O consumidor brasileiro depende basicamente de dois fatores para aumentar sua disposição de compra: o aumento da renda e/ou as facilidades do crédito, que é determinante nas compras de maior valor que precisam ser pagas a prestação. Por isso, com os juros nas alturas, não chega a ser surpresa a queda de 1% no volume das vendas do comércio varejista em maio frente a abril. Os segmentos dependentes do crédito seguem enfraquecidos. Já os produtos com baixa de preços, como combustíveis e alimentos, lideraram as vendas.
Apesar da queda no Mês das Mães, que costuma ser a 2ª melhor temporada do ano (maio de 2023 ficou negativo em 1% frente a maio de 2022, na 1ª baixa da métrica do mês deste ano contra igual mês do ano anterior), o volume de vendas acumula avanço de 1,3% no ano e de 0,8% nos últimos 12 meses.

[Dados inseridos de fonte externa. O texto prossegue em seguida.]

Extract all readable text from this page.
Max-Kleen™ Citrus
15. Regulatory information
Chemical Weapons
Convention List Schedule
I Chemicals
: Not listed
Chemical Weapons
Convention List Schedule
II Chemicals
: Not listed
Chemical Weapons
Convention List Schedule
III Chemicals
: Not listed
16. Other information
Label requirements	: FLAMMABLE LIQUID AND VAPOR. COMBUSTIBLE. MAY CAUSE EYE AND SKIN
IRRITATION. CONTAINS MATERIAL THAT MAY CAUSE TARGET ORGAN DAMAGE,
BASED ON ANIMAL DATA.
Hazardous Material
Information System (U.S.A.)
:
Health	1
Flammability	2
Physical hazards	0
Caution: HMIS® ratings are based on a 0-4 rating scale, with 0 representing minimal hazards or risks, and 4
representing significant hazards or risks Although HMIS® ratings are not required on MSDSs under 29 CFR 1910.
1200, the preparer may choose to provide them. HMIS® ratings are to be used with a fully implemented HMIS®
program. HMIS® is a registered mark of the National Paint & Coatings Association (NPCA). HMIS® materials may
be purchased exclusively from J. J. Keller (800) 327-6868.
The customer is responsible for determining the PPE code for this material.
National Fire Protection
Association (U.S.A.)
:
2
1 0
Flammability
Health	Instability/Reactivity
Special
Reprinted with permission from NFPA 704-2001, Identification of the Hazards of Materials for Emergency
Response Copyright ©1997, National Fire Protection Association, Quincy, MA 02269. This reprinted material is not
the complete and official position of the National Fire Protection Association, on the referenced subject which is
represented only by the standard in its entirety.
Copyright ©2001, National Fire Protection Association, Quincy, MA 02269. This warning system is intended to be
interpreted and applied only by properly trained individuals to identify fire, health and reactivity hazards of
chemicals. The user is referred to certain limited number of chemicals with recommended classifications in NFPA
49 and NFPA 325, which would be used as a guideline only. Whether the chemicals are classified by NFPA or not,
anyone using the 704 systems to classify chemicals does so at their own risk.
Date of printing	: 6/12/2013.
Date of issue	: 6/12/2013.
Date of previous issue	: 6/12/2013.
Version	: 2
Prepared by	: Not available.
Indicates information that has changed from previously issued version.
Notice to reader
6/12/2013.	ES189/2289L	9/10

O panorama mostrou que a inflação acumulada em 12 meses cedeu de 11,73% em maio de 2022 para 3,94% em maio de 2023, com os cortes nos impostos de preços críticos na tentativa de reeleger Bolsonaro em 2022, e este ano, pela queda dos preços dos alimentos, devido à supersafra agrícola e a nova política de preços da Petrobras, que atenuou o impacto da reoneração dos impostos (de modo mais brando e escalonado).

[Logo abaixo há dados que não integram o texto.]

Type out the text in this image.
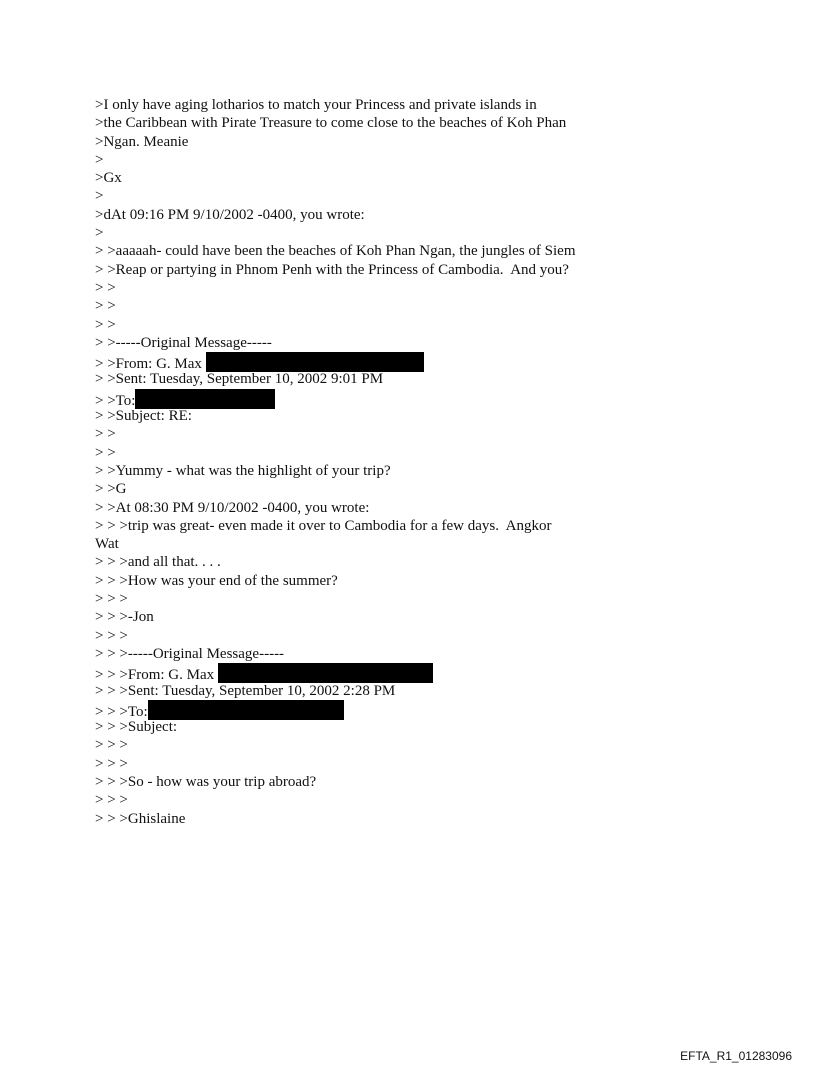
>I only have aging lotharios to match your Princess and private islands in
>the Caribbean with Pirate Treasure to come close to the beaches of Koh Phan
>Ngan. Meanie
>
>Gx
>
>dAt 09:16 PM 9/10/2002 -0400, you wrote:
>
> >aaaaah- could have been the beaches of Koh Phan Ngan, the jungles of Siem
> >Reap or partying in Phnom Penh with the Princess of Cambodia.  And you?
> >
> >
> >
> >-----Original Message-----
> >From: G. Max
> >Sent: Tuesday, September 10, 2002 9:01 PM
> >To:
> >Subject: RE:
> >
> >
> >Yummy - what was the highlight of your trip?
> >G
> >At 08:30 PM 9/10/2002 -0400, you wrote:
> > >trip was great- even made it over to Cambodia for a few days.  Angkor
Wat
> > >and all that. . . .
> > >How was your end of the summer?
> > >
> > >-Jon
> > >
> > >-----Original Message-----
> > >From: G. Max
> > >Sent: Tuesday, September 10, 2002 2:28 PM
> > >To:
> > >Subject:
> > >
> > >
> > >So - how was your trip abroad?
> > >
> > >Ghislaine
EFTA_R1_01283096
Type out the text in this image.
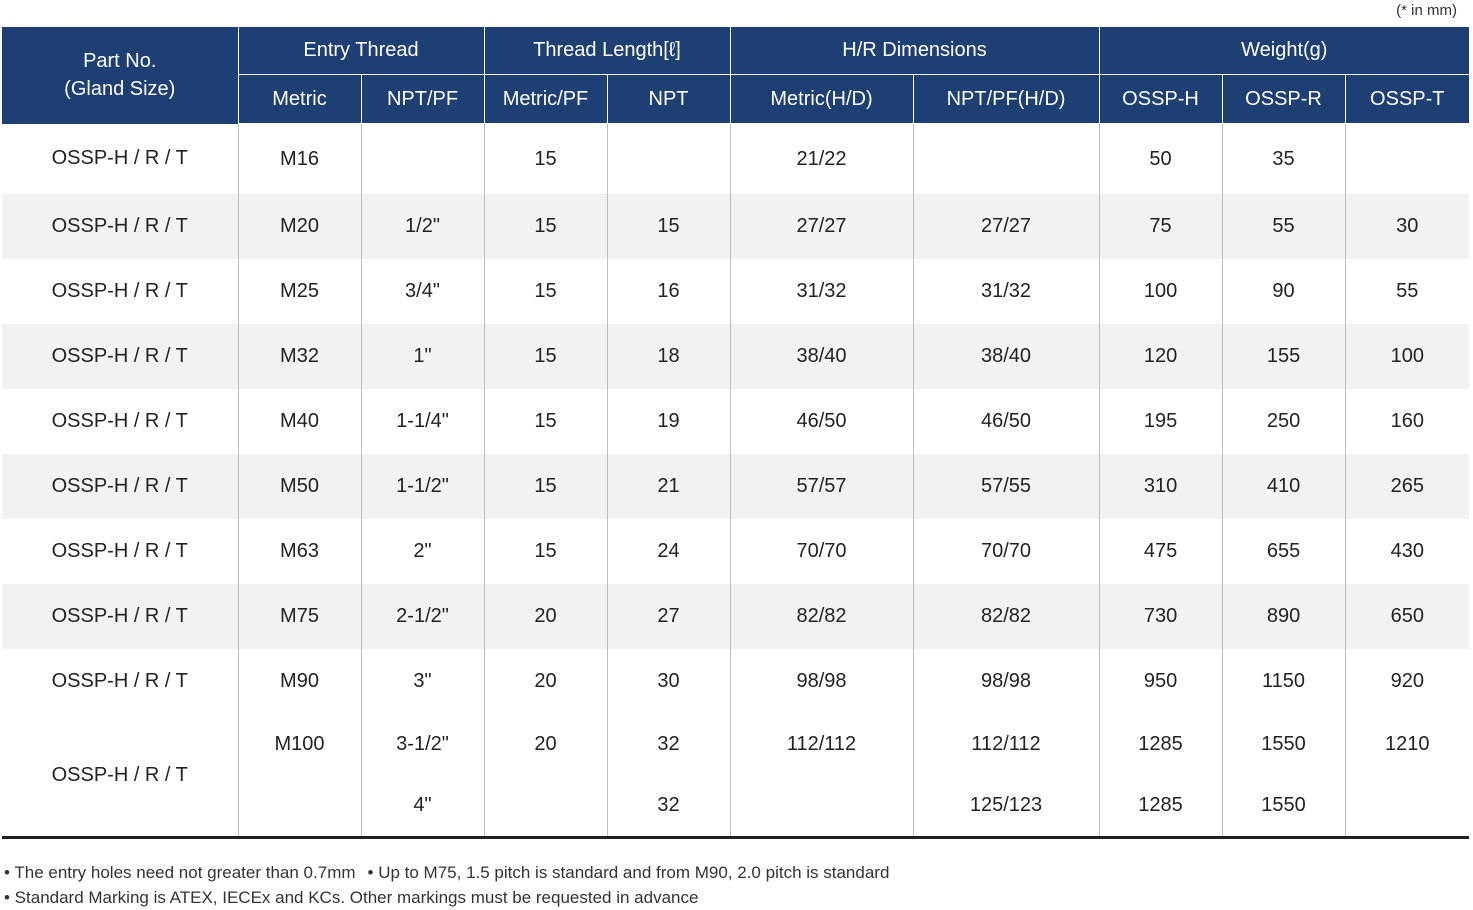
(* in mm)
Part No.
(Gland Size)	Entry Thread		Thread Length[ℓ]		H/R Dimensions		Weight(g)		
	Metric	NPT/PF	Metric/PF	NPT	Metric(H/D)	NPT/PF(H/D)	OSSP-H	OSSP-R	OSSP-T
OSSP-H / R / T	M16		15		21/22		50	35	
OSSP-H / R / T	M20	1/2"	15	15	27/27	27/27	75	55	30
OSSP-H / R / T	M25	3/4"	15	16	31/32	31/32	100	90	55
OSSP-H / R / T	M32	1"	15	18	38/40	38/40	120	155	100
OSSP-H / R / T	M40	1-1/4"	15	19	46/50	46/50	195	250	160
OSSP-H / R / T	M50	1-1/2"	15	21	57/57	57/55	310	410	265
OSSP-H / R / T	M63	2"	15	24	70/70	70/70	475	655	430
OSSP-H / R / T	M75	2-1/2"	20	27	82/82	82/82	730	890	650
OSSP-H / R / T	M90	3"	20	30	98/98	98/98	950	1150	920
OSSP-H / R / T	M100	3-1/2"	20	32	112/112	112/112	1285	1550	1210
		4"		32		125/123	1285	1550	
• The entry holes need not greater than 0.7mm • Up to M75, 1.5 pitch is standard and from M90, 2.0 pitch is standard
• Standard Marking is ATEX, IECEx and KCs. Other markings must be requested in advance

Entretanto, apesar do aumento de 7,9% na variação da massa de rendimentos (+0,9% de pessoas ocupadas), os juros elevados do crediário (a taxa Selic que serve de piso das operações do mercado financeiro, estava em 13% ao ano em maio de 2022 e ficou estável em 13,75% desde agosto de 2022), com taxas para os consumidores acima de 6% ao mês, o crédito à pessoa física (ou seja, às famílias) avançou apenas 4,59% em maio-2023 frente a maio-2022.
Preço atrai consumo
A abertura dos segmentos de consumo feitas pela PMC do IBGE mostra uma clara relação de queda de preços com aumento de consumo. Em maio, o custo da alimentação no domicílio caiu de uma taxa acumulada de 16,36% nos 12 meses de maio de 2022 para 4,66% este ano (quando a baixa dos preços no atacado começou a se refletir no varejo, com aumento de 3,3% no volume de vendas frente a abril. Em junho os preços da alimentação caíram 0,66%. Isso abre espaço na renda para outros consumos.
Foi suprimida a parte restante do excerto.